Le recul du français au Québec et particulièrement à Montréal soulève avec raison des inquiétudes périodiquement. Bien entendu les causes de cette dérive sont multiples et largement connues, comme le déficit démographique qu’il faut contrebalancer par l’immigration surtout concentrée à Montréal, l’attractivité de l’anglais sur le plan international ainsi que l’insuffisance de nos lois en matière de promotion et de défense du français.

Malheureusement les solutions avancées par les partis politiques et les élites reflètent souvent une attitude de repli ou d’hostilité à peine déguisée contre les anglophones et les allophones sans qu’on prenne la peine de s’interroger et surtout de réagir face au manque d’attractivité du français parlé dans plusieurs de nos médias.

À la radio et à la télévision, chez plusieurs chroniqueurs et animateurs qui parlent en ondes quotidiennement, trop souvent le français s’étiole, l’étendue du vocabulaire rétrécit, les contractions systématiques se multiplient, les standards de base disparaissent, les emprunts à l’anglais s’additionnent, la grammaire fiche le camp. Comme francophone d’origine, immigré au Québec en 1968, j’en viens moi-même à éprouver des difficultés, à buter sur des mots, à trébucher sur des accords, preuves s’il en est que la bonne pratique d’une langue peut se perdre à force d’être combattue.

Ce qui est désolant c’est que rien n’est fait pour corriger le tir, se remettre en question autant à titre individuel ou à l’initiative d’institutions comme Radio-Canada, TVA, Télé-Québec et les stations privées de radio.

Depuis des décennies, les capsules du conseiller linguistique de Radio-Canada, longtemps affublé ironiquement du titre d’ayatollah de la langue, et contrairement à l’étendue de ses pouvoirs, ne ciblent pas les bonnes choses. Elles font plutôt penser à une opération cosmétique consistant à repeindre le mât d’un navire au moment où il coule.

Chaque pays francophone a ses propres défis pour préserver son héritage de la langue française et pour assurer son développement harmonieux. Le Québec y contribue aussi, à sa manière, notamment en inventant de nouveaux termes technologiques français. Par ailleurs, les accents et les expressions locales présents dans toute la francophonie, comme au Québec, en Gaspésie ou au Lac-Saint-Jean, tout cela est merveilleux et tellement riche et normal sans compromettre les bases communes de notre langue. C’est le cas en France, en Belgique en Suisse romande et dans de nombreux pays africains dont le français a souvent de quoi nous faire rougir.

Le meilleur et le pire

Le Québec fait partie de cet héritage avec toutefois la nuance importante que l’on y retrouve, à mon sens, une gamme trop étendue et croissante de la qualité entre le meilleur et le pire, particulièrement sur les ondes, le pire étant l’institutionnalisation passive et permanente des radios poubelles de Québec. Le malheur c’est que le Conseil de presse du Québec n’a aucun pouvoir pour y voir !

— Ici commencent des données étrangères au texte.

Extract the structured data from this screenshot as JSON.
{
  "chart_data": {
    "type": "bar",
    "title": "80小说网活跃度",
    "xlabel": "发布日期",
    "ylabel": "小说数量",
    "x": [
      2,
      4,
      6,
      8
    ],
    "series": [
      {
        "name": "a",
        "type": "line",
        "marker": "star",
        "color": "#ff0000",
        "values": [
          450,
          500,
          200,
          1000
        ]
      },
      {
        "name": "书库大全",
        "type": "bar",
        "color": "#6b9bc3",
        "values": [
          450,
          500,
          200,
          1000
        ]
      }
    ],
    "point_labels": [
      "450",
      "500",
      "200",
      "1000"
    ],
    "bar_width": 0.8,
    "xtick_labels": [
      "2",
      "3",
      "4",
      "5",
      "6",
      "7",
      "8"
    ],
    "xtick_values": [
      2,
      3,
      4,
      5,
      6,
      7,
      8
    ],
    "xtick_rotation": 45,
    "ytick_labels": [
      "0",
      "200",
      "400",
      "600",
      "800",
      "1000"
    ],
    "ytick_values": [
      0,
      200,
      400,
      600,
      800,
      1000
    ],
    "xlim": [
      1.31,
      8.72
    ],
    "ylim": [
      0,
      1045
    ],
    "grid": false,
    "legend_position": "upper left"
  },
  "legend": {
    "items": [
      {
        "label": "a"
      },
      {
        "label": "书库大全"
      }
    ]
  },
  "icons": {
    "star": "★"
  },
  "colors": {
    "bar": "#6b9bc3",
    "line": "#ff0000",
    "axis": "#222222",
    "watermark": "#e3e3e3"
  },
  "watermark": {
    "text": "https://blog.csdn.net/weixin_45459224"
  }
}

Quand on est assiégé comme peut l’être le Québec face à l’anglais en Amérique du Nord, il importe, plus que jamais, de se protéger activement. Malgré leur courage et leurs luttes constantes, les francophones canadiens hors Québec et ceux de Louisiane illustrent de façon pathétique le phénomène insidieux de l’assimilation.

Un exemple révélateur d’abdication au Québec : tout au long de l’été, la radio 98,5 FM a diffusé un message publicitaire du quincaillier Réno-Dépôt pour promouvoir les activités « dans cour » en ces temps de pandémie.

Ce n’est là qu’un exemple d’un message qui, même en utilisant soi-disant le langage populaire, escamote avec insistance l’expression « dans la cour » en supprimant systématiquement l’article qui précède le mot « cour », tout le contraire d’une valeur ajoutée. Contactés à ce sujet, l’Office de la langue française et l’organisme chargé des normes de la publicité ont avoué avec gêne n’avoir aucun pouvoir pour agir. Aucun réflexe, aucune sensibilité, aucune fierté, aucun mécanisme, aucune volonté minimale pour oser contrer ce message repoussoir ! Comme dernier recours, on me renvoie au CRTC, lequel n’y peut rien non plus. Que voilà donc un domaine où le Québec dispose déjà de tous les pouvoirs !

Conclusion : en matière de publicité radiophonique, il n’y a aucune balise pour préserver la qualité du français au Québec. Plus grave encore, cette carence s’ajoute à l’absence d’exigences acceptables minimales en matière de français pour avoir le privilège de tenir un micro sur une base régulière en ondes. Il serait temps d’y remédier.